Di nuovo al Festival di Cannes, sesta partecipazione in Concorso a otto anni dall’ultimo Map to the Stars, il 79enne maestro canadese torna a tracciare una nuova, metaforica, mappa. Questa volta non nel cielo stellato della Croisette, ma molto più in basso, in un luogo a lui più congeniale: tra la carne e le viscere del corpo umano.

Qualcosa è andato storto, dicevamo, nell’indefinito, ma non troppo lontano, futuro in cui ci troviamo. Organi dalle funzioni sconosciute crescono senza controllo nei corpi umani. Tumori, diremmo noi, forse sintomi della formazione di una nuova specie o, più insospettabilmente, opere d’arte. In questa società in cui tutto appare imputridito e sbiadito, infatti, è nata un nuovo tipo di performance che sfrutta un certo tipo di truculento voyerismo sulla chirurgia a vivo dei corpi e delle interiora. Il più celebre artista è Saul Tenser (Viggo Mortensen) che, insieme alla sua partner Caprice (Léa Seydoux), mette in scena degli spettacoli in cui si fa letteralmente sventrare, per estrarre i nuovi organi che sono stati prima preventivamente tatuati. Le loro straordinarie performance attraggono le attenzioni di diversi personaggi: Timlin (Kristen Stewart), un’investigatrice del nascente Registro Nazionale degli Organi, letteralmente ossessionata da Saul, e di un uomo (Scott Speedman), che è riuscito a far evolvere la specie umana permettendole di riuscire a digerire la plastica e che ha una proposta irrinunciabile per una nuova, estrema performance.

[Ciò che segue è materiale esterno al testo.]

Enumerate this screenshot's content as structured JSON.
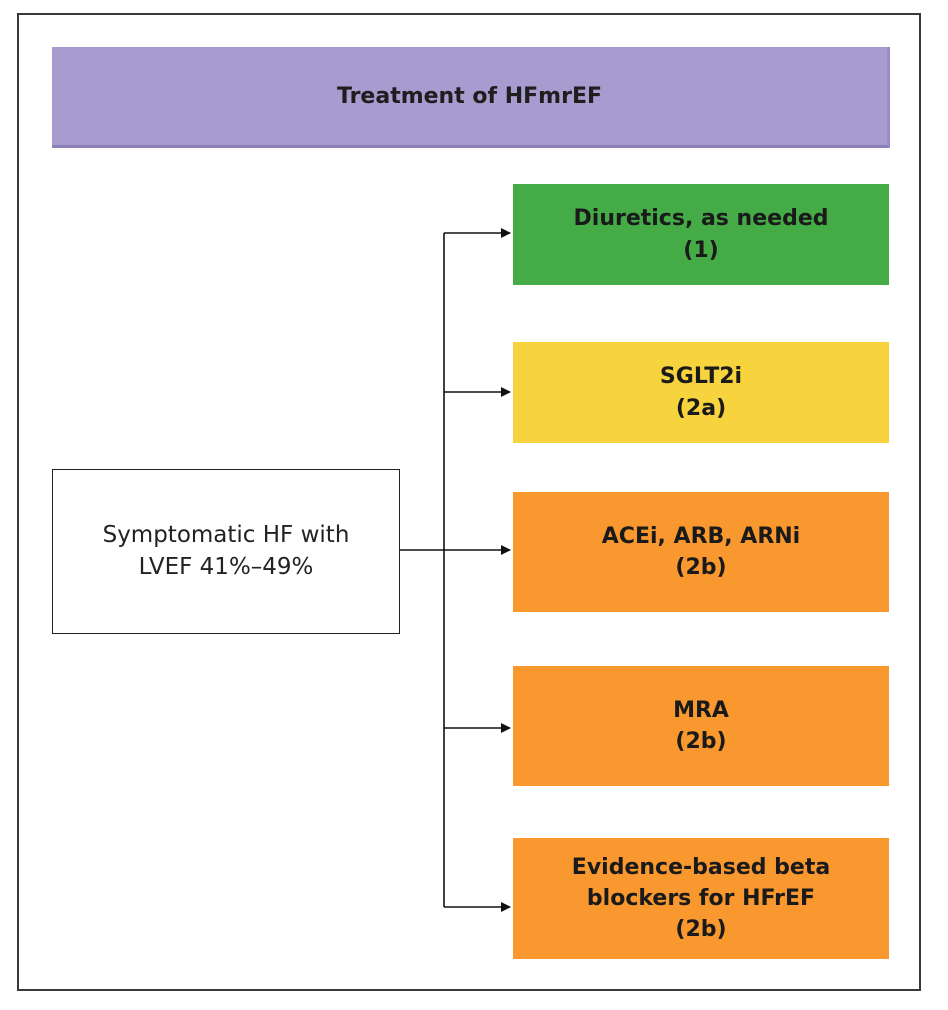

Crimes of the Future riprende in tutto e per tutto l’estetica e le tematiche dei primi film targati dal regista canadese, capaci di ridefinire il paradigma del body horror. A volte sembra di tornare indietro di venti o trent’anni, a quel Cronenberg che con i suoi capolavori sconvolgeva il mondo e, non a caso, la prima versione di questa sceneggiatura è stata fatta sul finire dello scorso millennio. Metterla in scena ora, potrebbe sembrare un passo indietro dal punto di vita stilistico – o meglio un ritorno alle origini – che però risponde a un’esigenza specifica, frutto di una sensibilità tutta moderna, come l’attenzione ambientalista e i timori verso un mondo che sta cambiando molto più velocemente del previsto. “Questa storia aveva una traiettoria verso il futuro che è ancora abbastanza valida. – dichiara il regista – Penso che le persone siano più consapevoli ora, per esempio, della tossicità dell’ambiente che stiamo creando sulla Terra e di come stiamo in qualche modo distruggendola, la stiamo certamente alterando, non c’è dubbio su questo. Nessuno parlava di microplastiche 20 anni fa, ma ora sono ovunque, anche nel nostro sangue, nella carne. Dobbiamo pulire la plastica dagli oceani e dalle persone”.

“Quando dico che il corpo è realtà sono sincero, per me è letteralmente vero. Il modo in cui interpretiamo la realtà è solo una funzione della nostra fisiologia, del modo in cui il nostro corpo funziona. Questo vuol dire che i nostri corpi stanno inevitabilmente invecchiando e morendo, se guardi una foto scattata ieri, sei già invecchiato”. Questo film, in fondo, non è altro che un tentativo di elaborare il lutto, o meglio il cambiamento inevitabile del nostro corpo. Trasformando i tumori in organi e, infine, in arte, Saul Tenser non fa altro che esorcizzare, in una versione estrema, i nostri sforzi di adattamento alle mutazioni intorno e dentro di noi. È compito di Viggo Mortensen trapiantare nel suo personaggio un perenne senso di dolore. Una sofferenza che viaggia sul filo sottile del piacere, in un mondo in cui “la chirurgia è il nuovo sesso”.

Nel film, ci troviamo di fronte a un artista, che prova a spingere le sue performance allo stremo, cercando di riempire il vuoto esistenziale con la propria arte. Un po’ quello che fa lo stesso Cronenberg mettendoci di fronte a una scena iniziale e a una finale che affrontano alcuni dei tabù più radicati della nostra società. Il tentativo è quello di sconvolgerci, farci inorridire e scuotere le nostre pigre coscienze. Esattamente come ha fatto 26 anni fa con Crash, avviene oggi e, probabilmente, accadrà anche domani. “Spero di avere tanti crimini nel mio futuro, – conclude il regista – crimini cinematografici”.